The trial judge characterized complainant’s testimony as "straightforward" and "clear and convincing." As early as 1927, Justice Malcolm, in the case of People v. De Otero 3 had set the rule consistently observed by this Court in passing upon the factual findings of trial courts. Thus, "After everything is said and done, We come back, as We invariably do in cases of this nature, to a recognition of the rule that the Supreme Court will not interfere with the judgment of the trial court in passing on the credibility of the opposing witnesses, unless there appears in the record some fact or circumstance of weight and influence, which has been misinterpreted." We have painstakingly scrutinized the records of this case, and We find no reasonable ground to disturb the findings of the lower court.

Appellant would contend that complainant was ill-motivated in testifying against him. He cites, in support thereof, the alleged feud existing between him and the offended party’s stepfather, Luis Lilia. Reliance on such alleged feud hardly deserves serious consideration.
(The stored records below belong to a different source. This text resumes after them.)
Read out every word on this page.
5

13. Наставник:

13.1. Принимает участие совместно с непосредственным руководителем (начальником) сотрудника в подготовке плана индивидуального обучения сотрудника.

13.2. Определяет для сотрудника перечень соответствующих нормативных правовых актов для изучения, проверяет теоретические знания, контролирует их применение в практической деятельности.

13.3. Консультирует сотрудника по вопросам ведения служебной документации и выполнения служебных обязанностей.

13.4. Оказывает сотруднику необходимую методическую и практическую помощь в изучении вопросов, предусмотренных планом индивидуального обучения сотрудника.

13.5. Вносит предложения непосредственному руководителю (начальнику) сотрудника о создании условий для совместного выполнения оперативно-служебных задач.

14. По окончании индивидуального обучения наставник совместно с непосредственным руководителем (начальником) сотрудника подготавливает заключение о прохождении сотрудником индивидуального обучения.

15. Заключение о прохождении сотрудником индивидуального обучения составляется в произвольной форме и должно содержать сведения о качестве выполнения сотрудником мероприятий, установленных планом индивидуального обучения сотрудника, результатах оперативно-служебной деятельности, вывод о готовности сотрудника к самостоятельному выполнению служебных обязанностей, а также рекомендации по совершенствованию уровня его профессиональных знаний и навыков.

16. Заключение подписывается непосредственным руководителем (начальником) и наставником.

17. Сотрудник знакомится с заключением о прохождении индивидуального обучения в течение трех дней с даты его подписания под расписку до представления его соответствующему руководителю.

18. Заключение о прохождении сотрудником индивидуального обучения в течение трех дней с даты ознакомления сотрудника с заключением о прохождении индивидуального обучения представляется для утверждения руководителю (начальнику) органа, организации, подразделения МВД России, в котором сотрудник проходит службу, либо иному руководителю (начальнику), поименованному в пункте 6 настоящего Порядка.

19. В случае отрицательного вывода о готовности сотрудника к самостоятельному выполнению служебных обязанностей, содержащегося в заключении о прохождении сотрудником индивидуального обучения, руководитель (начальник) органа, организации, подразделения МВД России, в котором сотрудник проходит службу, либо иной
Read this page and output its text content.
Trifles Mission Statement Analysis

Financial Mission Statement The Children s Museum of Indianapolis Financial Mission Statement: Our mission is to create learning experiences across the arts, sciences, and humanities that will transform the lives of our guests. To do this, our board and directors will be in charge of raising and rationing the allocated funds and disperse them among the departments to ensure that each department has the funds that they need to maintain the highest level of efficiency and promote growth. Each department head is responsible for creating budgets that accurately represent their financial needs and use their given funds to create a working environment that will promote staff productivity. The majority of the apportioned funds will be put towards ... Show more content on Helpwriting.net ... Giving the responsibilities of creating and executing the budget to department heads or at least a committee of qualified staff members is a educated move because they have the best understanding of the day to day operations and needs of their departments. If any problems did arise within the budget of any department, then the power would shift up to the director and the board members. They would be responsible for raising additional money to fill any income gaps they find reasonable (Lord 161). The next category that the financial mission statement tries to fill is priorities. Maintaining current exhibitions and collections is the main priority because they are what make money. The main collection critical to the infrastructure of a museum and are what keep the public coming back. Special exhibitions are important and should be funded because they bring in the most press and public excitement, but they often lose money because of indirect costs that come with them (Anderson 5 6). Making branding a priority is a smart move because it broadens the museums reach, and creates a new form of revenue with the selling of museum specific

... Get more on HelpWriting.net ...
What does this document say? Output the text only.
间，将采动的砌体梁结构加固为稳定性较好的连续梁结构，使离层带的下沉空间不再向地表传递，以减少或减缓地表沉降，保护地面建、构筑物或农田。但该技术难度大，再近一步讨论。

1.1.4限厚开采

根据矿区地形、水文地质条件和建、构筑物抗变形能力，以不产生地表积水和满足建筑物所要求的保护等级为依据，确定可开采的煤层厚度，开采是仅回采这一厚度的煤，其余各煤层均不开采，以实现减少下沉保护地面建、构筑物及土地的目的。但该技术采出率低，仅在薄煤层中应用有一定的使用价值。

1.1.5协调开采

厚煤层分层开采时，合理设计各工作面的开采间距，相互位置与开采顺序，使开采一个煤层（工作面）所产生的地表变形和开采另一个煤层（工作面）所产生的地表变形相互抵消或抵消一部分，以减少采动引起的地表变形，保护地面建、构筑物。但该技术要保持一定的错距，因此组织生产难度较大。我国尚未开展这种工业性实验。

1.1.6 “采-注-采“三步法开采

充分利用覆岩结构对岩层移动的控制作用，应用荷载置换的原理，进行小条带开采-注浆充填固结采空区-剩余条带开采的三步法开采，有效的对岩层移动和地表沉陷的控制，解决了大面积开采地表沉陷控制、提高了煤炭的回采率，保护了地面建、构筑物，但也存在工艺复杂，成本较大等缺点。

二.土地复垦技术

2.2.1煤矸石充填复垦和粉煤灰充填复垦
As noted by the court a quo "there is no evidence introduced by the defense that the complaining witness was under the influence of Luis Lilia, before, during and after the incident." What is more, the alleged conflict between the appellant and the complainant’s stepfather had already been amicably settled by the barrio captain. 4 In fact, it was because of their renewed cordial relations that the barrio captain had assigned Luis Lilia to Ronda No. 2 of which appellant was the leader.chanrobles virtualawlibrary chanrobles.com:chanrobles.com.ph

Nor can the lower court be faulted for brushing aside the affidavit of retraction executed by the complainant. As this Court held in People v. Ubiña, 5 "it would be a dangerous role for courts to reject testimonies solemnly taken before the courts of justice simply because the witness who had given them later on changed their mind for one reason or another, for such a rule would make solemn trials a mockery and place the investigation of truth at the mercy of scrupulous witnesses." Affidavits of retraction can easily be secured from poor and ignorant witnesses usually for some monetary consideration. 6

In the case at bar, the crime of rape was committed by the two [21 accused with the use of a deadly weapon. Under Article 335 of the Revised Penal Code, the imposable penalty is reclusion perpetua to death. In view of the attendance of the aggravating circumstance of dwelling — the crime having been committed in the dwelling of the offended party — the correct penalty to be imposed is death. 7 However, for lack of the necessary votes, the Court imposes the sentence of reclusion perpetua.

WHEREFORE, the judgment appealed from is hereby affirmed, with costs against the Appellant.

SO ORDERED.

Makasiar (Chairman), Aquino, Concepcion, Jr., Guerrero and Abad Santos, JJ., concur.

De Castro, J., on sick leave.

Endnotes:



1. People v. Sarmiento, 64 SCRA 350; People v. Alcantara, 33 SCRA 812; People v. Jamero, 24 SCRA 207.

2. People v. Orzame, 17 SCRA 161; People v. Argana, 10 SCRA 311; People v. Dazo, 58 Phil. 420; People v. Ariarte, 60 Phil. 326; People v. Delfinado, 61 Phil. 694; People v. Savellano, 57 SCRA 320.

3. 51 Phil. 201.

4. TSN, pp. 17-18.

5. 97 Phil. 515.

6. People v. Monadi, 97 Phil. 575; People v. Aguipo, 104 Phil. 1051; People v. Francisco, 94 Phil. 975; People v. Ulita, 108 Phil. 730.